Um sentimentalão abençoado ouve blues
Já me chamaram muita coisas, algumas bem desagradáveis e nisso o prémio vai para uma inspector da pide que me apodou de “mentiroso incorrigível”, “alma danada da subversão académica” -!!!- e, pasme-se, “individuo com grossa actividade leninista-marxista” (sic!). Matutei no silencio da minha cela com vista para o mar da Palha, sobre o que seria, no vocabulário policial “leninista-marxista”, expressão de que nenhum grupúsculo da extrema sinistra se lembrou só para se diferenciar dos outros trinta que se alimentavam de revolução, exaltação e anti-revisionismo. Perguntará alguma leitorinha amável sobre a “grossa actividade” mas juro que não a poderei informar condignamente. Eu e os meus amigos fazíamos o que podíamos mas podíamos pouco. Éramos mais para o artesanal, policopiar umas proclamações, organizar umas passagens pela fronteira, editar livros via Centelha (“uma centelha pode incendiar toda a pradaria”, estão a ver?, Centelha essa, claro, que era a tradução directa, ao que sei, da palavrinha russa “iskra”, nome de um dos jornais do finado camarada Vladimir Illitch). –quem quiser saber mais, bata à porta do temível Rui Namorado, tenebroso fundador da editora e maligno e operoso esquerdista coimbrão. Ele tem uma memória de elefante, eu que o diga, que cada vez que escrevo algo sobre os anos sessenta, olho metaforicamente por cima do ombro para ver se o Rui não está de sobrolho franzido a murmurar que, se calhar, não era de todo em todo errada a acusação de mentiroso incorrigível...-
Mas basta de empatar e vamos ao que interessa: agora, uma amiga chama-me “sentimentalão abençoado”. Se calhar tem razão, eu sou, ou gostava de ser, um tipo que se indigna diariamente, que se revolta idem, que chora (ai isso sou uma fonte: comovo-me por tudo e por nada e, zás!, bica aberta!) e que é caninamente fiel aos amigos. Será isto ser um sentimentalão? E abençoado? Eu, um incréu dos de antigamente, sem deus nem mestre? Às tantas, tem razão. E mais, adorei este “abençoado”. Eu sou demasiado europeu para expulsar do meu léxico pessoal certas palavras e frases que são do nosso comum domínio comum (assim mesmo!) E nisso estão “que Deus tenha” “ao lado direito de Deus” e “abençoado seja” para não dizer mais.

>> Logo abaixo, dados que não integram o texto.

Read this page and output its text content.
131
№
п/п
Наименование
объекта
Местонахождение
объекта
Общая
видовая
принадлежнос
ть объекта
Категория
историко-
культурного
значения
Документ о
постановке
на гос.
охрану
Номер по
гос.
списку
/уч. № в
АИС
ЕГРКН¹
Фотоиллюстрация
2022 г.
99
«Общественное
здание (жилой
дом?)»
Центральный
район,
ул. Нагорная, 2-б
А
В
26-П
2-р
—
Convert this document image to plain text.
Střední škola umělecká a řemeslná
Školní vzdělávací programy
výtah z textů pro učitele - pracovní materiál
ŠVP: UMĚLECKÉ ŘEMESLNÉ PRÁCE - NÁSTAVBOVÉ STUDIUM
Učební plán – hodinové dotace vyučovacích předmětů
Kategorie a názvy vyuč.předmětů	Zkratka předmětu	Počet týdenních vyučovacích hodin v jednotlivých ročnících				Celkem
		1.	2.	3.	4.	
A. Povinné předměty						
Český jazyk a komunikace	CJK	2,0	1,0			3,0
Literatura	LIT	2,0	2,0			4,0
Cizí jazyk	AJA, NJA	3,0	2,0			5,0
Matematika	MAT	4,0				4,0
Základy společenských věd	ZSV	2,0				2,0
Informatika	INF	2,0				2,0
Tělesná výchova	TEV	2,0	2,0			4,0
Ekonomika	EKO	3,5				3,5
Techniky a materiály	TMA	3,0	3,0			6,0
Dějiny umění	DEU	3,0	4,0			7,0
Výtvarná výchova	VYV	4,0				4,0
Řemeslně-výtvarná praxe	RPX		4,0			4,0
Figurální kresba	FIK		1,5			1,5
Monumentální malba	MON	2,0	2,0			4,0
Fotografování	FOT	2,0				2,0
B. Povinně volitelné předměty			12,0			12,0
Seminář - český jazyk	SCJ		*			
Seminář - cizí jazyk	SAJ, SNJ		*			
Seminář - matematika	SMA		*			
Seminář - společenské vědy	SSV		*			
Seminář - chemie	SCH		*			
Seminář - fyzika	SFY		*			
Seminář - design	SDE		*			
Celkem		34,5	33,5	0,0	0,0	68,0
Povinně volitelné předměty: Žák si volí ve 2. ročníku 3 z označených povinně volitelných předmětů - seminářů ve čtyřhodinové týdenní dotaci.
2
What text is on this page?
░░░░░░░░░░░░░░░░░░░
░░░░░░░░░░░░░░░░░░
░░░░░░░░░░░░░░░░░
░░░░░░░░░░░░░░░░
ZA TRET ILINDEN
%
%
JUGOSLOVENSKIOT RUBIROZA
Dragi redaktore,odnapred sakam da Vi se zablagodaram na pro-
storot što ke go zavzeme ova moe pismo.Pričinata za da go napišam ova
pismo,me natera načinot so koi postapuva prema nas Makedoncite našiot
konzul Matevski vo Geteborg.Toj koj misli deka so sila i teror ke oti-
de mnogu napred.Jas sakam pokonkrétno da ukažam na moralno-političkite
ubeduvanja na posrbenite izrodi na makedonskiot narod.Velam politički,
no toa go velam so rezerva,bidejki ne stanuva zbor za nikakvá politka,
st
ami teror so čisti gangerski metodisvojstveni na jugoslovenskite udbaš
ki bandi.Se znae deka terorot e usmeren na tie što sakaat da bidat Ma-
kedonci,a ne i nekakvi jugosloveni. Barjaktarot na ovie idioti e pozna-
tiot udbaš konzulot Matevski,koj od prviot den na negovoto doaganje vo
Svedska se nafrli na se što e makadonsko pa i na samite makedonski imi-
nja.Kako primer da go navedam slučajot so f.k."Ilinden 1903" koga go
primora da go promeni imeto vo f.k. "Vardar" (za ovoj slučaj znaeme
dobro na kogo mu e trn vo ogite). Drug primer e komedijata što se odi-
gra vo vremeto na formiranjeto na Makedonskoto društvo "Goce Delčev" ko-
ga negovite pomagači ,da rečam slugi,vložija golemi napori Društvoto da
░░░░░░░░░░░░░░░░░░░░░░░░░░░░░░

E agora passemos ao blues. “Azuis!” dizia, e diz, o Chico Guedes, esse mesmo, organizador das “Correntes de Escrita” da Póvoa e do novel festival literário de Matosinhos (literatura em viagem). Azul é uma palavra boa, como laranja, mar, verão, ternura... E a tudo isso poderíamos juntar blues (am I blues? Everiday I have the blues!, etc...). Pois a verdade é que me apareceu na Bertrand, um sumptuoso álbum de fotografias de cantores de blues, feitas por Giuseppe Pino, com o título de Black & Blues (ear books ed). Ai, minhas irmãs sob essas avelaneiras frolidas: Aquilo é lindo de morrer! E traz quatro discos, quatro! Do melhor blues que se pode ouvir, gravado ao vivo no festival de Montreux se não me engano. Ou seja por 30 euros há um belo álbum e quatro discos!
E quem diz blues porque não há de dizer jazz? Não é a mesma coisa, já sei, ò protestantes! Mas vem do mesmo ventre fecundo, abençoado ventre, Deus o mantenha, vivo e a respirar!
Pois na mesma Bertrand estava posta em sossego “The Virgin Encyclopedia of Jazz”, um tijolão enorme de capa azul (estão a ver?....) coisa para 40 euros mais cêntimo, menos cêntimo. Ala, que se faz tarde! Ora raspe aí o magro cartão de crédito menina!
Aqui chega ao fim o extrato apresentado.